Paul Dadge helps Davinia Turrell stagger from Edgware Road Tube station after the London bombings of 7 July 2005.
Paul Dadge helps Davinia Turrell stagger from Edgware Route Tube station after the London bombings of 7 July 2005. Photograph: Edmond Terakopian/PA

Overall, the study suggests the greatest predictor of how kind you are to others – and how kind they are to you – is non your gender, but your personality. People who scored high on extraversion, openness to new experiences and agreeableness self-reported giving and receiving more than kindness, every bit did people who talk to strangers.

The reason for this may simply be that these people have more confidence to be kind, Hammond says. The most common barrier to kindness reported by British people in the study was a fear that their behaviour would be misinterpreted. "You need confidence to be able to offer kindness and to confront the possibility that your offer of kindness may be rejected. And people may be happier to do that, and talk to strangers, if they are extroverted."

To get over this fearfulness of misinterpretation, Hammond recommends you remind yourself how astonishing it tin can feel to receive an act of kindness. "When we asked people how they felt, they said warm and happy and grateful and loved and pleased."

Luke Cameron, dubbed the "nicest man in Britain", once spent a yr doing a good deed every mean solar day to raise money for 45 different charities. It taught him that sometimes offering some help, reassurance or a kind word tin can brand a huge divergence to strangers. "Information technology's made me more than aware of things that happen in forepart of me. If someone falls over in the street, there's e'er going to exist people who get and help and others who stand back. It'due south fabricated me 1 of those people who go and help. Consciously, I at present just do information technology."

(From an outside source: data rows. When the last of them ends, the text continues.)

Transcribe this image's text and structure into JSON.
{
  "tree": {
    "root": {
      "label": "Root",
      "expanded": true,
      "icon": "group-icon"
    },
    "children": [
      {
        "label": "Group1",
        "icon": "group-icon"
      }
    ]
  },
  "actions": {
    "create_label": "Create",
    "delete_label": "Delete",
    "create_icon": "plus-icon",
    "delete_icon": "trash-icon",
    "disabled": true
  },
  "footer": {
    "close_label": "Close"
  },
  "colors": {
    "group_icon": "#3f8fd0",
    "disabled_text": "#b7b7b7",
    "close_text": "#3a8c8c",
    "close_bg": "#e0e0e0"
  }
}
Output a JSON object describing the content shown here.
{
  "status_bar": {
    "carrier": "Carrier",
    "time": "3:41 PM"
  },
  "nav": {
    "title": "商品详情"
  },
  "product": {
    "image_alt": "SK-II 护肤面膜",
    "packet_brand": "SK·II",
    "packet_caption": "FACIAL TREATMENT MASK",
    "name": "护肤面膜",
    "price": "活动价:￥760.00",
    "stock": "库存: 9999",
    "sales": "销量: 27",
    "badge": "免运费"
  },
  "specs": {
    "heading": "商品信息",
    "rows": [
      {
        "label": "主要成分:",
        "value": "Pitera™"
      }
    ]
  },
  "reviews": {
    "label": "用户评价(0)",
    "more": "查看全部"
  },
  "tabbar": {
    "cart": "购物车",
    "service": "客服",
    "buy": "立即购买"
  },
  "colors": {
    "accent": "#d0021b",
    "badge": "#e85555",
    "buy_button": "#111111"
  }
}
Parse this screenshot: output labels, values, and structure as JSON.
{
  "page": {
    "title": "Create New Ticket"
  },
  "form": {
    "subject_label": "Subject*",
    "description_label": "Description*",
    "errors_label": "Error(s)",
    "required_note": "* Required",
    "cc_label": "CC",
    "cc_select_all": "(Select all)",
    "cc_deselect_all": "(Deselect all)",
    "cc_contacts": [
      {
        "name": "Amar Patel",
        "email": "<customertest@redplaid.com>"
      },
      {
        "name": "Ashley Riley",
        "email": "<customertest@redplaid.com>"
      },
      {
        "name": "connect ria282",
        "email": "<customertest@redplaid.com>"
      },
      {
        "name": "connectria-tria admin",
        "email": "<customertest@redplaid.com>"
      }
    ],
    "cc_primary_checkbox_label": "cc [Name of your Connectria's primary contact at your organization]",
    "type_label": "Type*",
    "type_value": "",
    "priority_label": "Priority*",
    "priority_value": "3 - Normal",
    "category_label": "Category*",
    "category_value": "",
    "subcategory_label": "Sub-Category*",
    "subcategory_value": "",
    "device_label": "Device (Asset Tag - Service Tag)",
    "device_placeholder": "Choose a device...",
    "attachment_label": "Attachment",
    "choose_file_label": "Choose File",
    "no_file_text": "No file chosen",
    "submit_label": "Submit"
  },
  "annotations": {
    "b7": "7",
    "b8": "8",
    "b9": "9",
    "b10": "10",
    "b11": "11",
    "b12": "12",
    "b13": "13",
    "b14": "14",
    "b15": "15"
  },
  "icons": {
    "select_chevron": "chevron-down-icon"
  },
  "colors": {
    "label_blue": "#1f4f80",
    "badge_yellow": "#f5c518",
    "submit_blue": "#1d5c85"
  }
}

He became that person, he says, later on a "mindset shift" where he realised: "Really, if it was me, I'd desire somebody to assist me. That makes you retrieve differently about how you are with people."

Similar Laybourn and Hammond, Cameron says that you have a option when you collaborate with people – and the more you try to find opportunities to be kind, the easier it gets. "It was actually the pocket-sized things that I found were the most impactful," he says.

For case, he in one case bought coffee for a adult female who looked sad in a Costa Coffee store and invited her to sit with him. She thanked him, saying no one had been kind to her like that in a while, and so poured her heart out to him about her friend, who was really struggling with cancer.

As she left, he realised she was wearing a wig and her eyebrows had been drawn on. "It dawned on me, she was the 1 going through cancer and she needed somebody to talk to about what she was going through. So she spoke to a complete stranger." He will never forget their chat and its impact on him. "That will always stay with me."

Talking to strangers makes the states feel more connected with each other, says Hammond: "People oft think that conversations with strangers are quick and shallow and saying hello to someone in a shop doesn't really matter. Simply actually information technology does. All of these things are received kindly past other people because they connect u.s.. And connection is everything."